Wordpress responded with the addition of shortcodes, and almost immediately developers of Wordpress plugins started implementing it. When it comes to user experience, this is not the ideal solution as each plugin has its own logic that has to be overwritten by the developer. Additionally, these plugins are catch-all solutions, meaning they provide the user with all the possible options for customization. Though this may seem ideal, giving the user too many options can have a negative impact on user experience.
In the eZ Publish show, all guests agreed that CMS of the future should give the content editor only options that are necessary per situation in order to avoid the possibility of bad formatting and breaking the design.
The process of adding content has been rethought entirely in unroole, putting it far more in line with the future described by the show’s guests. In unroole, pages are created via custom building blocks. The developer can set exactly which options will be available to the content creator, thus allowing the developer to create a very clear divide between content and presentation.
Additionally, the managing of content changes should not be a linear “edit - preview - publish” process. Olivier Dobberaku, president of TYPO3 association, says that content creation has to be a central point of collaboration for all people involved in the process. A good CMS should allow for interaction during all points and in all aspects of content creation, which would allow for easier testing and adaptation of content.

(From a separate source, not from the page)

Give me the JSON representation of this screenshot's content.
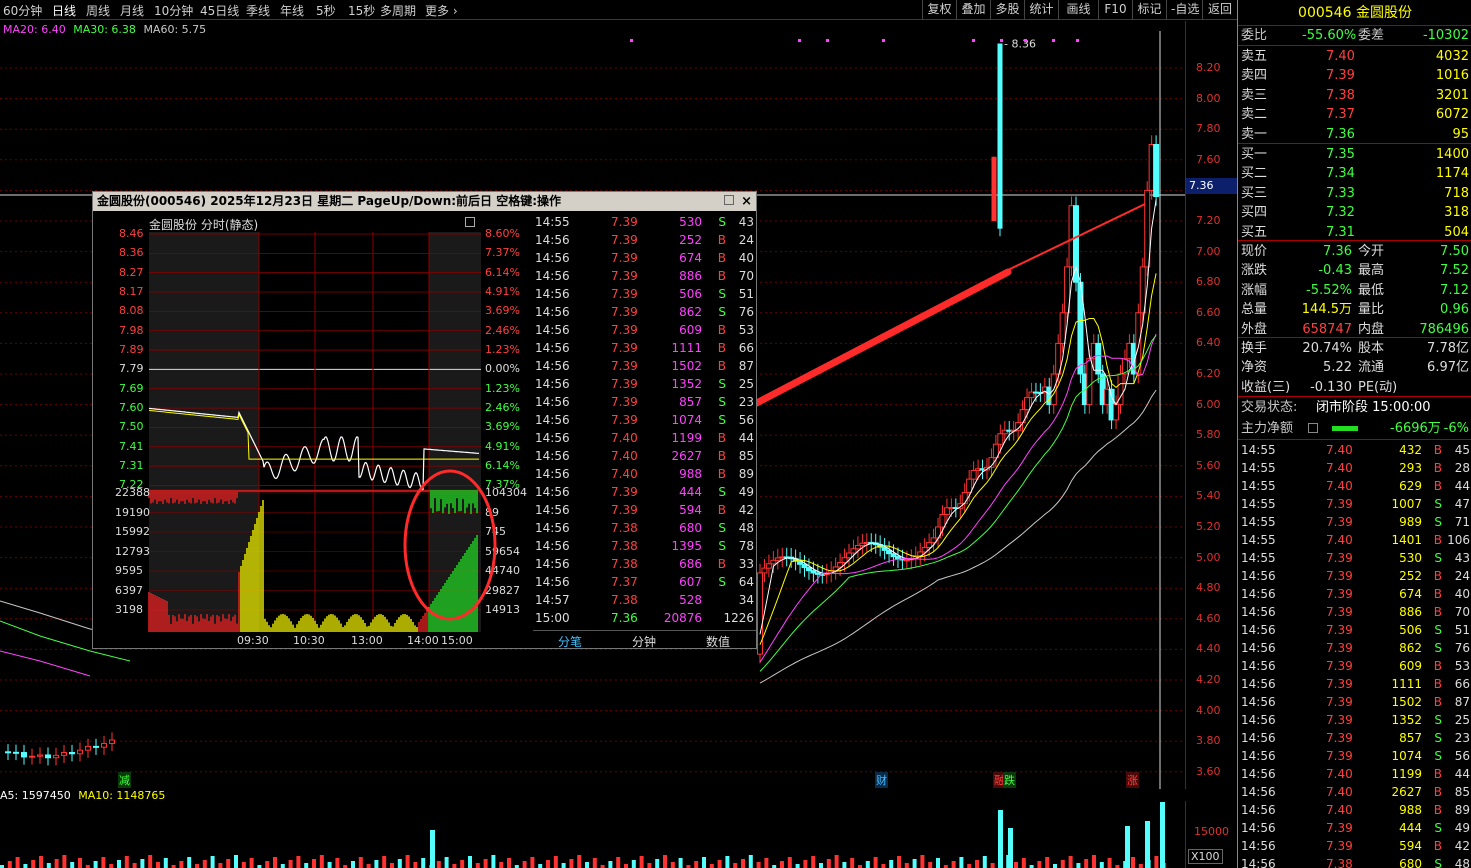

On this criteria, Wordpress has not progressed much since its beginnings. The process of creating and editing content in Wordpress is always final; there can be only one version of the content.
Conversely, unroole is designed to allow versioning of structure, content and design on each page and can be set live whenever needed, even scheduling it to go live at a future date.
Integration with other services
Previously CMS vendors tried to provide all the tools for various user needs, including shops, forms, galleries, and surveys. Soon, they realised that no one company can create the best implementation of every tool and gave users the freedom to integrate third-party tools.
The CMS of the future will also need to support various third-party APIs in a flexible manner.
Wordpress, because of its defined information architecture, demands that integration is made with plugins. Wordpress developers are tasked with either creating their own plugin or finding, testing and customizing existing plugins so Wordpress and an API can communicate.
Since unroole doesn’t have a set infrastructure in the first place, there is no need for “translating” between the API and and CMS via an intermediary. Next step in integration with other services will be the ability for users to generate APIs in the CMS. For now, none of the CMSs we are discussing here have this possibility.
Cloud and SaaS model
The advantages of working in the cloud don’t need much explaining as the technology has been present for several years now and is only growing. However, most CMSs were designed in the time before the cloud and still haven’t made the transition to being primarily cloud-based.
In the web development field specifically, cloud-based services are usually cater to a general audience with little-to-no experience with coding.
With unroole, the whole process of developing and managing a website has been moved to the cloud, with all the tools in one place. The key advantage of this approach is that all backend operations are removed from the process of web development and stability of the system is at an optimal level. Also, collaboration during development and administrating is more efficient as the system holds all the website content and code in one place.